Sebastião Guilherme S.Sundfeld
Sem duvida alguma, estes são casos de sonhos de consumo tão natural e familiar quanto uma pequena flor que desabrocha na primavera no seu jardim ou uma laranjeira que floresce no verão no fundo do seu quintal. Nisso tudo inclui doenças, mortes, calúnias, traições, famílias divididas, onde irmão não conhece irmão, amigos, enganos e desenganos, amores e desamores e todas aquelas coisas que alegram e que entristecem nossos corações que aparentemente mais parece um fantoche que dança regido pelos desejos mais íntimos das ambições humanas e das relações de consumo impostas por uma sociedade a beira da loucura.
Hoje está na moda falar e desenvolver relações éticas nos ambientes empresariais, essa ética pode ser interpretada ou entendida como sendo um “valor” de uma organização que tenta assegurar sua sobrevivência num mercado extremamente desleal e concorrido. Onde sua reputação é alvo de inúmeros bombardeios promovidos pelos seus concorrentes que consequentemente refletirá em seus resultados, em seu nome, no seu lucro, positivo ou negativamente.

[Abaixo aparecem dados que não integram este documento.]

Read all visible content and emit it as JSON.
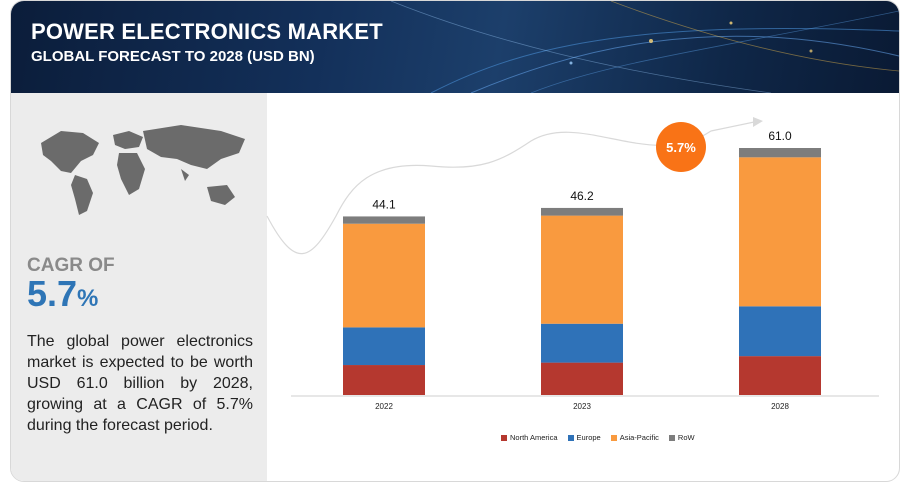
{
  "header": {
    "title": "POWER ELECTRONICS MARKET",
    "subtitle": "GLOBAL FORECAST TO 2028 (USD BN)"
  },
  "sidebar": {
    "cagr_label": "CAGR OF",
    "cagr_value": "5.7",
    "cagr_unit": "%",
    "description": "The global power electronics market is expected to be worth USD 61.0 billion by 2028, growing at a CAGR of 5.7% during the forecast period."
  },
  "chart_data": {
    "type": "bar",
    "stacked": true,
    "categories": [
      "2022",
      "2023",
      "2028"
    ],
    "totals": [
      "44.1",
      "46.2",
      "61.0"
    ],
    "total_values": [
      44.1,
      46.2,
      61.0
    ],
    "cagr_badge": "5.7%",
    "series": [
      {
        "name": "North America",
        "color": "#b5382f",
        "values": [
          7.4,
          8.0,
          9.6
        ]
      },
      {
        "name": "Europe",
        "color": "#2f72b8",
        "values": [
          9.3,
          9.6,
          12.3
        ]
      },
      {
        "name": "Asia-Pacific",
        "color": "#f99a3f",
        "values": [
          25.6,
          26.7,
          36.8
        ]
      },
      {
        "name": "RoW",
        "color": "#7d7d7d",
        "values": [
          1.8,
          1.9,
          2.3
        ]
      }
    ],
    "ylim": [
      0,
      61.0
    ],
    "legend_position": "bottom"
  },
  "colors": {
    "badge": "#f97316",
    "cagr_text": "#2e75b6"
  }
}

Para alguns doutrinadores, a ética é “o comportamento de uma determinada empresa, ou entidade lucrativa, de acordo com sua conduta e interatividade com as conformidades em relação aos princípios morais e as regras do bem proceder aceitas pela coletividade. Essa ética profissional e conseqüentemente das organizações é considerada um fator importantíssimo para a sobrevivência delas, tanto das pequenas quanto das grandes empresas.
Mas como entender essas relações quando nos ensinaram no colégio que a palavra Ética é originada do grego ethos, que significa modo de ser, caráter. Através do latim mos (ou no plural mores), que significa costume, derivou-se a palavra moral. Em Filosofia, Ética significa o que é bom para o indivíduo e para a sociedade, e seu estudo contribui para estabelecer a natureza de deveres no relacionamento indivíduo - sociedade.
Mas as organizações estão percebendo a necessidade de utilizar à ética, para que o “público” tenha uma melhor imagem do seu “slogan”, que permitirá, ou não, um crescimento da relação entre funcionários e clientes. Mas seria esse o caminho mais ético a percorrer? Fazer da ética um marketing com a intenção de mostrar somente uma relação aparentemente perfeita entre, organizações, consumidores, colaboradores, meio ambiente? E a onde fica a “verdadeira” pratica da conduta ética? Sendo que ética nas organizações significa “forma de ser e modo de agir”, não de maneira mecânica, mas como fruto da reflexão em consonância com a cultura e a filosofia da organização. E onde fica a ética de Sócrates, Platão, Aristóteles. Será que todo empresário deveria ser filosofo por natureza? ou cursar filosofia nas faculdades, para compreender essas questões? Ou será que esses grandes filósofos teriam que ser grandes empresários, como Henri Ford, que revolucionou um setor do mundo dos negócios.
Desse modo, é relevante ter consciência de que toda a sociedade vai se beneficiar através da ética aplicada dentro da empresa, bem como os clientes, os fornecedores, os sócios, os funcionários, até mesmo o governo... Se a empresa agir dentro dos padrões éticos, ela só tende a crescer, desde a sua estrutura em si, como aqueles que a compõem.
Difícil concluir e compreender toda essa complexidade empresarial e tais condutas éticas. Mas seria oportuno lembrarmo-nos de nossas mães, da educação que recebemos em casa, aquela educação de berço, onde os princípios éticos, morais e sociais, dos deveres e obrigações, foram nos transmitidos de forma espontânea a nos amparar emocionalmente para que possamos discernir o certo do errado, o talvez do porque, o sim do não, discernir a fé da crença, a alegria da tristeza, o desejo da cobiça, o honesto do trapaceiro.
Mas o que nos interessa nesse momento é estarmos prontos, e darmos boas vindas quando chegar a sua vez de experimentar as mudanças que a vida nos proporciona, que nos oferece a cada instante, seja boa ou não, pois não há nada como ela para aumentar as suas sensibilidades e elevar a sua mente em direção da verdadeira conduta ética.